Le Manuscrit venu de Sainte-Hélène d'une manière inconnue est publié en 1817 à Londres. Il n’y a pas de nom d’auteur mais tout le monde croit que c’est Napoléon lui même qui l’a dicté. C’est un gros succès de librairie, permettant quatre nouvelles rééditions en français, et une en anglais. Et comme ce livre est interdit en France, on en fait des copies manuscrites !
Napoléon découvre ce livre en septembre 1817 par l'intermédiaire d'un amiral anglais, sir Plampin. Bertrand pense qu’il a été écrit par Mme de Staël ou Benjamin Constant. Napoléon relève ses incohérences et ses imprécisions. Gourgaud les rapporte entre-autres, la bataille d'Iéna est située après Tilsit…
Qui en est le véritable auteur ? L’hypothèse la plus acceptée serait que ce livre ait été écrit par un collectif autour de madame de Staël, son gendre Gabriel Eynard, et Lullin de Châteauvieux
• Lisons le journal de captivité de Montholon :
Ce matin, dès. sept heures, il a fait appeler Gourgaud, et lui a dicté une série d'observations critiques sur les mouvements des alliés dans les campagnes de 1814 et de 1815; puis il l'a emmené déjeuner dans le jardin, m'a fait lui apporter le manuscrit de Sainte-Hélène, et, tout en cherchant à deviner quel pouvait en être l'auteur, il nous a dit:
“Ce livre est plein d'anachronismes, mais il sort d'une forte pensée. L'auteur a fait des fautes de français pour m'imiter. Est-ce de madame de Staël ? de Benjamin Constant ? de Sieyès ? Non. Je parie que je sais qui ? C'est un ennemi du duc de Raguse, parce qu'il en parle bien pour n'être pas reconnu.

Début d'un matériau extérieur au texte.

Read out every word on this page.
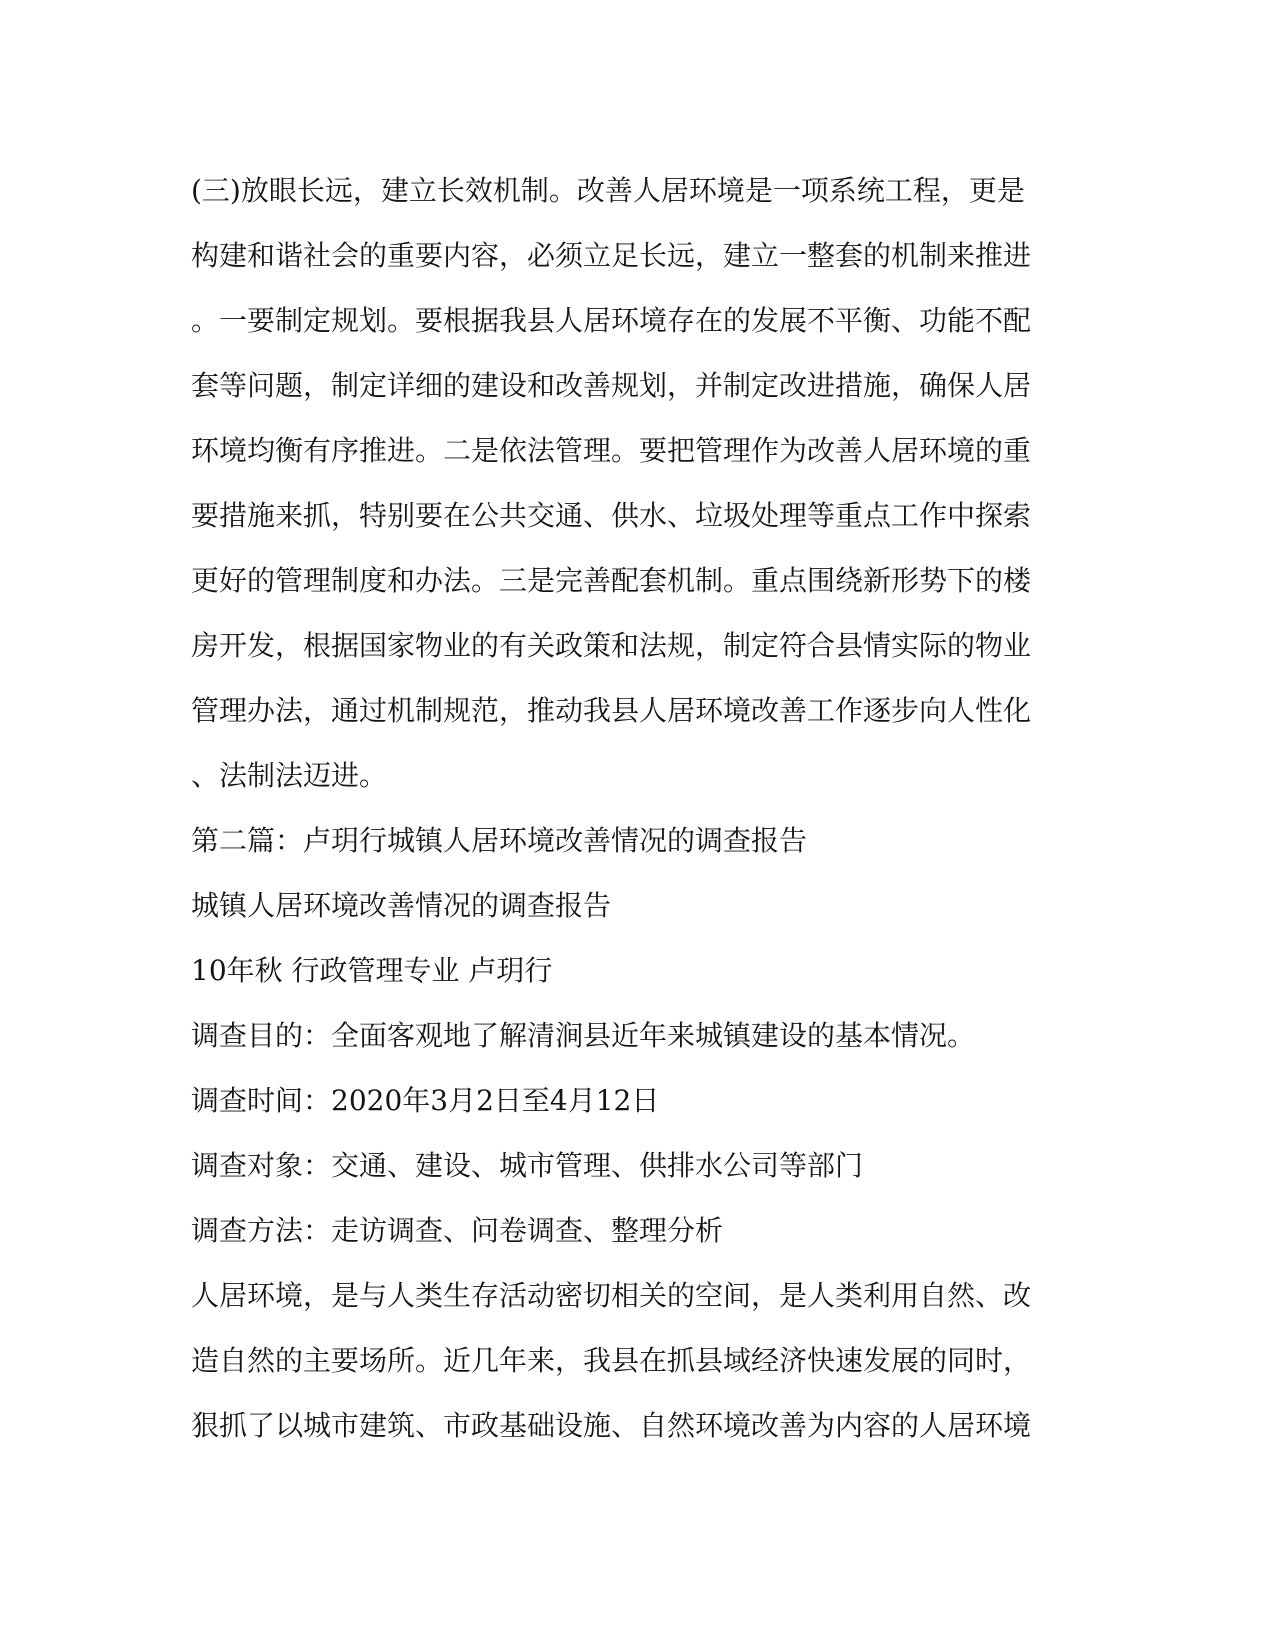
(三)放眼长远，建立长效机制。改善人居环境是一项系统工程，更是
构建和谐社会的重要内容，必须立足长远，建立一整套的机制来推进
。一要制定规划。要根据我县人居环境存在的发展不平衡、功能不配
套等问题，制定详细的建设和改善规划，并制定改进措施，确保人居
环境均衡有序推进。二是依法管理。要把管理作为改善人居环境的重
要措施来抓，特别要在公共交通、供水、垃圾处理等重点工作中探索
更好的管理制度和办法。三是完善配套机制。重点围绕新形势下的楼
房开发，根据国家物业的有关政策和法规，制定符合县情实际的物业
管理办法，通过机制规范，推动我县人居环境改善工作逐步向人性化
、法制法迈进。
第二篇：卢玥行城镇人居环境改善情况的调查报告
城镇人居环境改善情况的调查报告
10年秋 行政管理专业 卢玥行
调查目的：全面客观地了解清涧县近年来城镇建设的基本情况。
调查时间：2020年3月2日至4月12日
调查对象：交通、建设、城市管理、供排水公司等部门
调查方法：走访调查、问卷调查、整理分析
人居环境，是与人类生存活动密切相关的空间，是人类利用自然、改
造自然的主要场所。近几年来，我县在抓县域经济快速发展的同时，
狠抓了以城市建筑、市政基础设施、自然环境改善为内容的人居环境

J'ai écrit quarante notes en marge. L'auteur a pour but de montrer que je suis l'homme de la révolution, que seul je puis la maîtriser, que les Bourbons ne peuvent pas régner. Il cherche à expliquer le système continental, les affaires du pape.
Il dit une sottise quand il écrit que je n'ai pas assez fait pour les Polonais; il devrait dire que j'ai trop fait. J'avais bien mené cette affaire-là. Je voulais rétablir la Pologne. Depuis Austerlitz, j'avais trouvé le moyen de désintéresser les deux puissances, la Prusse et l'Autriche; j'ai échoué avec la troisième, la Russie.
L'auteur ne connaît pas les affaires de Pologne ni ce qui s'est passé, lorsqu'il dit que l'Autriche ne voulait pas consentir à céder sa partie polonaise. Comment ne sait-il pas que l'Autriche a signé avec moi, dans les premiers mois de 1812, une convention pour l'éventualité du rétablissement du royaume de Pologne, et qu'elle a consenti à échanger la Gallicie contre la restitution que je lui ferais d'une partie des provinces illyriennes ?
Enfin, il ne sait ce qu'il dit lorsqu'il prétend que, dans les Cent-Jours, j'ai voulu défendre les Thermopyles avec la charge en douze temps. Bêtise! J'ai fait tout ce qu'il était possible de faire, je n'ai eu de fait que deux mois. Je n'avais rien à gagner à mettre le désordre dans tout au lieu de l'ordre. Dans la révolution, cela a réussi, mais encore c'est parce que les Prussiens n'ont pas osé marcher sur Paris.
Les libéraux m'ont cassé la tête avec leur constitution, ils m'ont fait perdre beaucoup de temps. Au bout du compte, je ne suis qu'un homme, toutes mes journées se passaient en discussions: j'aurais dû les envoyer paître”.